Whether it was inspiration or more a case of being in the wrong place at the wrong time, I don’t know! Seriously, wanting to try to make a difference rather than just complain from the sidelines is what got me into medical politics in the first place. I certainly had no burning ambition to be chairman of the BMA, or any expectation that I would end up there but I enjoy a challenge and want to try to do what is best for doctors and the wider NHS in which most of them work. Luckily, most of the time, these two ambitions share much common ground.

No doubt you are very busy – can you describe a typical week?
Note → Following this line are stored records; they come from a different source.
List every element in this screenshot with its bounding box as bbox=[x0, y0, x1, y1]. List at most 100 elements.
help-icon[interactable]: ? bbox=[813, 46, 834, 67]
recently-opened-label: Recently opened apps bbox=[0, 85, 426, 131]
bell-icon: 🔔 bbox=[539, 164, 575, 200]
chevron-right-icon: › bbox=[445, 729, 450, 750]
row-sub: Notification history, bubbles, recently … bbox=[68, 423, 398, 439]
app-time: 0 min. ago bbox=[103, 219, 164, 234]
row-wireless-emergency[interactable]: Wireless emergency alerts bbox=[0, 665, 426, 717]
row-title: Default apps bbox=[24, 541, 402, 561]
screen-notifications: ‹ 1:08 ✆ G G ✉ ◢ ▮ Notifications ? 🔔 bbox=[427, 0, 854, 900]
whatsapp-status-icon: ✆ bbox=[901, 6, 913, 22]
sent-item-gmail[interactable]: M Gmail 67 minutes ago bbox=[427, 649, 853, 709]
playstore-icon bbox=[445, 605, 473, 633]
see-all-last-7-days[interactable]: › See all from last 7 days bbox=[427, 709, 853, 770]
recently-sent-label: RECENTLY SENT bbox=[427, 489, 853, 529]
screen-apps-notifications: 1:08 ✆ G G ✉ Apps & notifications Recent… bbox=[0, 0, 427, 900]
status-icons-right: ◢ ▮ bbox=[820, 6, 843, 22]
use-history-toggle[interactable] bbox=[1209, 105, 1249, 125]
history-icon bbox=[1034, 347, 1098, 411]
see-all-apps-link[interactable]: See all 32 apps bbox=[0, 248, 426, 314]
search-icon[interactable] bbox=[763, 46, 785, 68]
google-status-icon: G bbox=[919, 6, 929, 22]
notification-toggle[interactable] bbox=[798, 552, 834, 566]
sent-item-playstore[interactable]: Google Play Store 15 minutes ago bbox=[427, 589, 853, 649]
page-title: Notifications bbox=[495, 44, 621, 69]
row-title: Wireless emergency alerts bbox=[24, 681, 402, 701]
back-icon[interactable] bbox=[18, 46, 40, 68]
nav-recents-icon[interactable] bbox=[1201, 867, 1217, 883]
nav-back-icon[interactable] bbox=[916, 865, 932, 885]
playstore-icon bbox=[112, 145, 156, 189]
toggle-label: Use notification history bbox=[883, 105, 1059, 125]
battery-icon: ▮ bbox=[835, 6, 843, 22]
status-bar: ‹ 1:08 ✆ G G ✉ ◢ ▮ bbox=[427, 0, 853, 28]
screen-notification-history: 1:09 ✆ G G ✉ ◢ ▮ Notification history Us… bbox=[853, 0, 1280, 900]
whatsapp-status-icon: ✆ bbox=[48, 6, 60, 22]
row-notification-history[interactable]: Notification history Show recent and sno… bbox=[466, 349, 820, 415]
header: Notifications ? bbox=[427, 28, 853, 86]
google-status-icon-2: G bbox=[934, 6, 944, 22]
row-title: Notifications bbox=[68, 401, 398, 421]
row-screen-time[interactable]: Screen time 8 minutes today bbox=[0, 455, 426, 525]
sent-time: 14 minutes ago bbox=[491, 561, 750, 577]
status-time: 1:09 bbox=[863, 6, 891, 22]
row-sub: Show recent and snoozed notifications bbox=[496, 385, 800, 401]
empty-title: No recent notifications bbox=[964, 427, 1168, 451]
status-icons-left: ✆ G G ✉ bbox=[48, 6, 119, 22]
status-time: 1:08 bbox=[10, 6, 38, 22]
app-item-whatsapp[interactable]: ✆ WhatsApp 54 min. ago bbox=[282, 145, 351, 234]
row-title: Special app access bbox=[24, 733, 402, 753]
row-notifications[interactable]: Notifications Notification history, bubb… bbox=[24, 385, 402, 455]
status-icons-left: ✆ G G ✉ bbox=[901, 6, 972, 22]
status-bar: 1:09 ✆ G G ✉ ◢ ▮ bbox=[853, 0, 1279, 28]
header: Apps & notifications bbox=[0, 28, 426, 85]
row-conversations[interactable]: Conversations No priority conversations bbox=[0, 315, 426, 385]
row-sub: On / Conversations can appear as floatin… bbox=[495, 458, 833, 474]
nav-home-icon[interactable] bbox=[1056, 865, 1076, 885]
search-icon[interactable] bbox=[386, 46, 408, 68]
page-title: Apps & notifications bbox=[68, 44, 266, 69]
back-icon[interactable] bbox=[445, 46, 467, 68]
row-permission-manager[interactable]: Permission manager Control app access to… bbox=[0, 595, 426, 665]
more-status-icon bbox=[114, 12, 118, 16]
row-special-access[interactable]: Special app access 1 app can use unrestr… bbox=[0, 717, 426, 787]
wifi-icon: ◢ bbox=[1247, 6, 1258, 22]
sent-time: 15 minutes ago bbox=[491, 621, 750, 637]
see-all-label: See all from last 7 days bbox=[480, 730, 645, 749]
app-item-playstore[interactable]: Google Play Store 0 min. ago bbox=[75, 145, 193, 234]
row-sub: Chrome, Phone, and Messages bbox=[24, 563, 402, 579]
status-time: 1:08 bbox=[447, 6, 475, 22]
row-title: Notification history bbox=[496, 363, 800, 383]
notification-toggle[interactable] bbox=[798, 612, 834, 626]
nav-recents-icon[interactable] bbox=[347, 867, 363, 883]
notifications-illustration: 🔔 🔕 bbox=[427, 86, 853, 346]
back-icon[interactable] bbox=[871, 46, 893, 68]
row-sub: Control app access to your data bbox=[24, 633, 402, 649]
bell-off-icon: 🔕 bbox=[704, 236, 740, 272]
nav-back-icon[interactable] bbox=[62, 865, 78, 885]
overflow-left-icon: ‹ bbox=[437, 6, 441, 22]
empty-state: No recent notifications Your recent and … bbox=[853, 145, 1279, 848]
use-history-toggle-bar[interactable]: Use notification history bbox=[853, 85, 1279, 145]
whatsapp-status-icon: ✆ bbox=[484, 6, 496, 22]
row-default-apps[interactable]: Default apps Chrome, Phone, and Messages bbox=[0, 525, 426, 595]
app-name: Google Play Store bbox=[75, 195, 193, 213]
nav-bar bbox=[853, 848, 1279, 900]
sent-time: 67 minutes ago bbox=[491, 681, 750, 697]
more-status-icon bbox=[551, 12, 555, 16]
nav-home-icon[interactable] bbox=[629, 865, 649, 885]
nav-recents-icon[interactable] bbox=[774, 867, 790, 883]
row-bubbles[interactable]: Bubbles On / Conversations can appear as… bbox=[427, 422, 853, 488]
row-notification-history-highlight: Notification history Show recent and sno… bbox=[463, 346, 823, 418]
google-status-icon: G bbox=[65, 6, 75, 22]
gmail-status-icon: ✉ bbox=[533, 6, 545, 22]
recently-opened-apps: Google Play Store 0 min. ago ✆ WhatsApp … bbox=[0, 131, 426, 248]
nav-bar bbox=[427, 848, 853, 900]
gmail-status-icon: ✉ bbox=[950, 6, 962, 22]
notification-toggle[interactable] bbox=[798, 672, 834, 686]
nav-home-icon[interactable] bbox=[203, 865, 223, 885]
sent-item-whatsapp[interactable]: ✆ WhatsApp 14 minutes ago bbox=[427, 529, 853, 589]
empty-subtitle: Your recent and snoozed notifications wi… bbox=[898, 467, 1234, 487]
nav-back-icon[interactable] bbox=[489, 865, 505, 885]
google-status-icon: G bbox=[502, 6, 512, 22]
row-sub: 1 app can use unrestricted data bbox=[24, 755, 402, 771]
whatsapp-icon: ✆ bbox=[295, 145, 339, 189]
I still try to spend one day a week in my East Yorkshire practice – usually a Monday which I try to keep free of BMA activity, not always successfully! I travel down to London on Monday evening and my week consists of office work, meetings – both internal and external, conferences, speaking engagements, media and parliamentary works as well as chairing Council and several other major committees in the BMA. Many people forget that the BMA has a much-respected professional side covering ethics, science and international issues as well as a very successful publishing group. As chairman of the BMA I have a role in overseeing all of these. I suppose I deal with 100-150 emails a day and that, together with associated reading and evening meetings and (sometimes working!) dinners, doesn’t leave a lot of time to spare. I try to spend most weekends at home, though there is still a lot of paperwork to catch up on plus quite regular phone calls, but if there is a window of opportunity, I try to squeeze in a game of tennis – in a vain attempt to get rid of the side effects of the working dinners!